Turnip Rock is one of nature's most unique geologic features, perched atop the tip of Michigan's thumb in Huron County. The 35-foot limestone islet, jutting out into the waters of Lake Huron, appears as if a giant thumb was sticking out of the water, hence giving its namesake "Turnip Rock". The area around the rock has become a popular tourist destination over the years, due to its uniqueness and beauty.
Though the Precambrian origin of the rock has been theorized since the 1830s, the area’s geology was examined in more detail in the 1930s by the Michigan Department of Geology. It was found that the rock is part of what was once an abundant limestone reef, and is one of the few surviving parts of the Huron Reef system. The reef system was formed over a span of 500 million years when ancient corals flourished in a shallow sea located in what is now the state of Michigan.
There are tall and thin fingers of dolomite projecting from the large, flat limestone surface of Turnip Rock, leading to higher cliffs and rocky outcrops in places. There are many varieties of plants and animals living around the rock, including lichens, mosses, flowering plants, herring gulls, and white-tailed deer.
One of the area's biggest attractions has been dubbed "The Needle's Eye"; a natural tunnel through the rock believed to be created by wave and weather patterns causing erosion.

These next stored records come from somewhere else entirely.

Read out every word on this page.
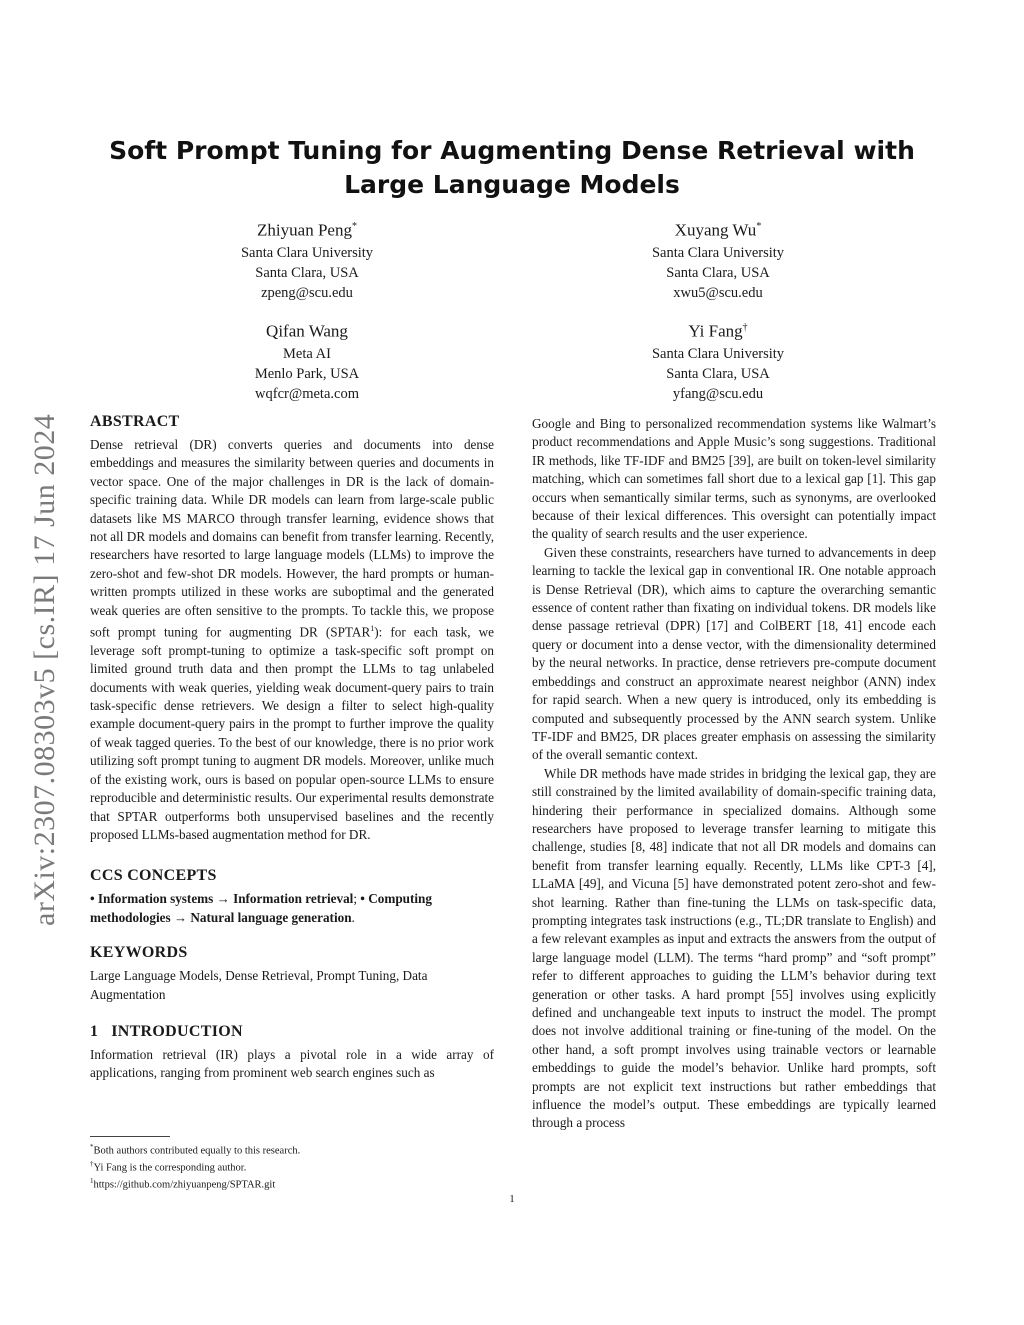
arXiv:2307.08303v5 [cs.IR] 17 Jun 2024
Soft Prompt Tuning for Augmenting Dense Retrieval with Large Language Models
Zhiyuan Peng*
Santa Clara University
Santa Clara, USA
zpeng@scu.edu
Xuyang Wu*
Santa Clara University
Santa Clara, USA
xwu5@scu.edu
Qifan Wang
Meta AI
Menlo Park, USA
wqfcr@meta.com
Yi Fang†
Santa Clara University
Santa Clara, USA
yfang@scu.edu
ABSTRACT

Dense retrieval (DR) converts queries and documents into dense embeddings and measures the similarity between queries and documents in vector space. One of the major challenges in DR is the lack of domain-specific training data. While DR models can learn from large-scale public datasets like MS MARCO through transfer learning, evidence shows that not all DR models and domains can benefit from transfer learning. Recently, researchers have resorted to large language models (LLMs) to improve the zero-shot and few-shot DR models. However, the hard prompts or human-written prompts utilized in these works are suboptimal and the generated weak queries are often sensitive to the prompts. To tackle this, we propose soft prompt tuning for augmenting DR (SPTAR$^1$): for each task, we leverage soft prompt-tuning to optimize a task-specific soft prompt on limited ground truth data and then prompt the LLMs to tag unlabeled documents with weak queries, yielding weak document-query pairs to train task-specific dense retrievers. We design a filter to select high-quality example document-query pairs in the prompt to further improve the quality of weak tagged queries. To the best of our knowledge, there is no prior work utilizing soft prompt tuning to augment DR models. Moreover, unlike much of the existing work, ours is based on popular open-source LLMs to ensure reproducible and deterministic results. Our experimental results demonstrate that SPTAR outperforms both unsupervised baselines and the recently proposed LLMs-based augmentation method for DR.

CCS CONCEPTS

• Information systems → Information retrieval; • Computing methodologies → Natural language generation.

KEYWORDS

Large Language Models, Dense Retrieval, Prompt Tuning, Data Augmentation

1   INTRODUCTION

Information retrieval (IR) plays a pivotal role in a wide array of applications, ranging from prominent web search engines such as

*Both authors contributed equally to this research.
†Yi Fang is the corresponding author.
$^1$https://github.com/zhiyuanpeng/SPTAR.git

Google and Bing to personalized recommendation systems like Walmart’s product recommendations and Apple Music’s song suggestions. Traditional IR methods, like TF-IDF and BM25 [39], are built on token-level similarity matching, which can sometimes fall short due to a lexical gap [1]. This gap occurs when semantically similar terms, such as synonyms, are overlooked because of their lexical differences. This oversight can potentially impact the quality of search results and the user experience.

Given these constraints, researchers have turned to advancements in deep learning to tackle the lexical gap in conventional IR. One notable approach is Dense Retrieval (DR), which aims to capture the overarching semantic essence of content rather than fixating on individual tokens. DR models like dense passage retrieval (DPR) [17] and ColBERT [18, 41] encode each query or document into a dense vector, with the dimensionality determined by the neural networks. In practice, dense retrievers pre-compute document embeddings and construct an approximate nearest neighbor (ANN) index for rapid search. When a new query is introduced, only its embedding is computed and subsequently processed by the ANN search system. Unlike TF-IDF and BM25, DR places greater emphasis on assessing the similarity of the overall semantic context.

While DR methods have made strides in bridging the lexical gap, they are still constrained by the limited availability of domain-specific training data, hindering their performance in specialized domains. Although some researchers have proposed to leverage transfer learning to mitigate this challenge, studies [8, 48] indicate that not all DR models and domains can benefit from transfer learning equally. Recently, LLMs like CPT-3 [4], LLaMA [49], and Vicuna [5] have demonstrated potent zero-shot and few-shot learning. Rather than fine-tuning the LLMs on task-specific data, prompting integrates task instructions (e.g., TL;DR translate to English) and a few relevant examples as input and extracts the answers from the output of large language model (LLM). The terms “hard promp” and “soft prompt” refer to different approaches to guiding the LLM’s behavior during text generation or other tasks. A hard prompt [55] involves using explicitly defined and unchangeable text inputs to instruct the model. The prompt does not involve additional training or fine-tuning of the model. On the other hand, a soft prompt involves using trainable vectors or learnable embeddings to guide the model’s behavior. Unlike hard prompts, soft prompts are not explicit text instructions but rather embeddings that influence the model’s output. These embeddings are typically learned through a process

1
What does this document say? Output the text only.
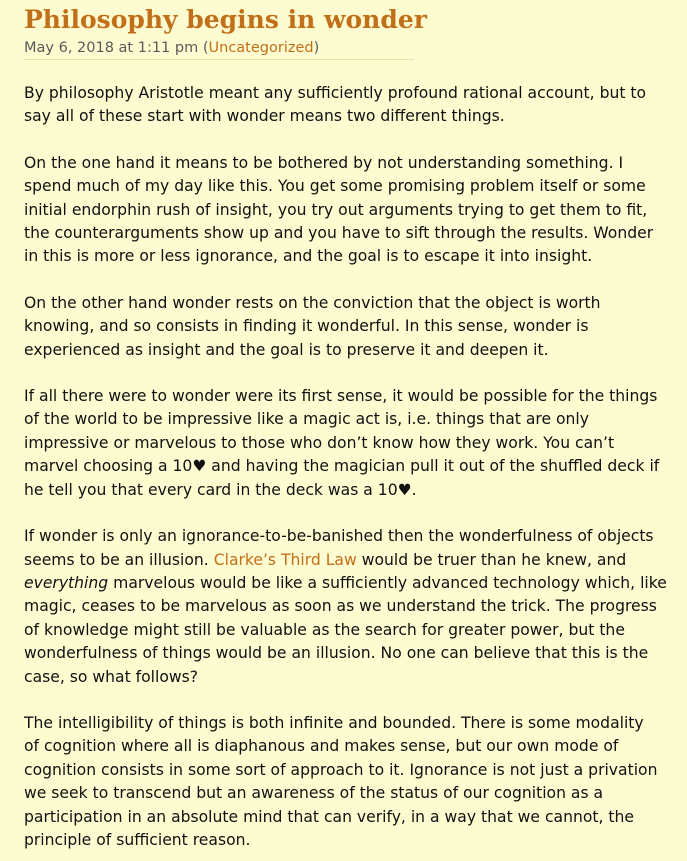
Philosophy begins in wonder
May 6, 2018 at 1:11 pm (Uncategorized)

By philosophy Aristotle meant any sufficiently profound rational account, but to
say all of these start with wonder means two different things.

On the one hand it means to be bothered by not understanding something. I
spend much of my day like this. You get some promising problem itself or some
initial endorphin rush of insight, you try out arguments trying to get them to fit,
the counterarguments show up and you have to sift through the results. Wonder
in this is more or less ignorance, and the goal is to escape it into insight.

On the other hand wonder rests on the conviction that the object is worth
knowing, and so consists in finding it wonderful. In this sense, wonder is
experienced as insight and the goal is to preserve it and deepen it.

If all there were to wonder were its first sense, it would be possible for the things
of the world to be impressive like a magic act is, i.e. things that are only
impressive or marvelous to those who don’t know how they work. You can’t
marvel choosing a 10♥ and having the magician pull it out of the shuffled deck if
he tell you that every card in the deck was a 10♥.

If wonder is only an ignorance-to-be-banished then the wonderfulness of objects
seems to be an illusion. Clarke’s Third Law would be truer than he knew, and
everything marvelous would be like a sufficiently advanced technology which, like
magic, ceases to be marvelous as soon as we understand the trick. The progress
of knowledge might still be valuable as the search for greater power, but the
wonderfulness of things would be an illusion. No one can believe that this is the
case, so what follows?

The intelligibility of things is both infinite and bounded. There is some modality
of cognition where all is diaphanous and makes sense, but our own mode of
cognition consists in some sort of approach to it. Ignorance is not just a privation
we seek to transcend but an awareness of the status of our cognition as a
participation in an absolute mind that can verify, in a way that we cannot, the
principle of sufficient reason.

Visitors looking to explore the area can do so by hopping into a kayak from the bay near Grindstone City and paddling out to Turnip Rock. Note that access to the rock may be restricted due to erosion and visitor safety. Some may also opt to view the rock from the shore, though that would require accessing private property and will not provide the same experience as seeing the rock up close. This trip is for single kayak use only.
Whether venturing by water or on land, Turnip Rock is a site to be admired; sparking the imaginations of scientists, onlookers, and tourists alike.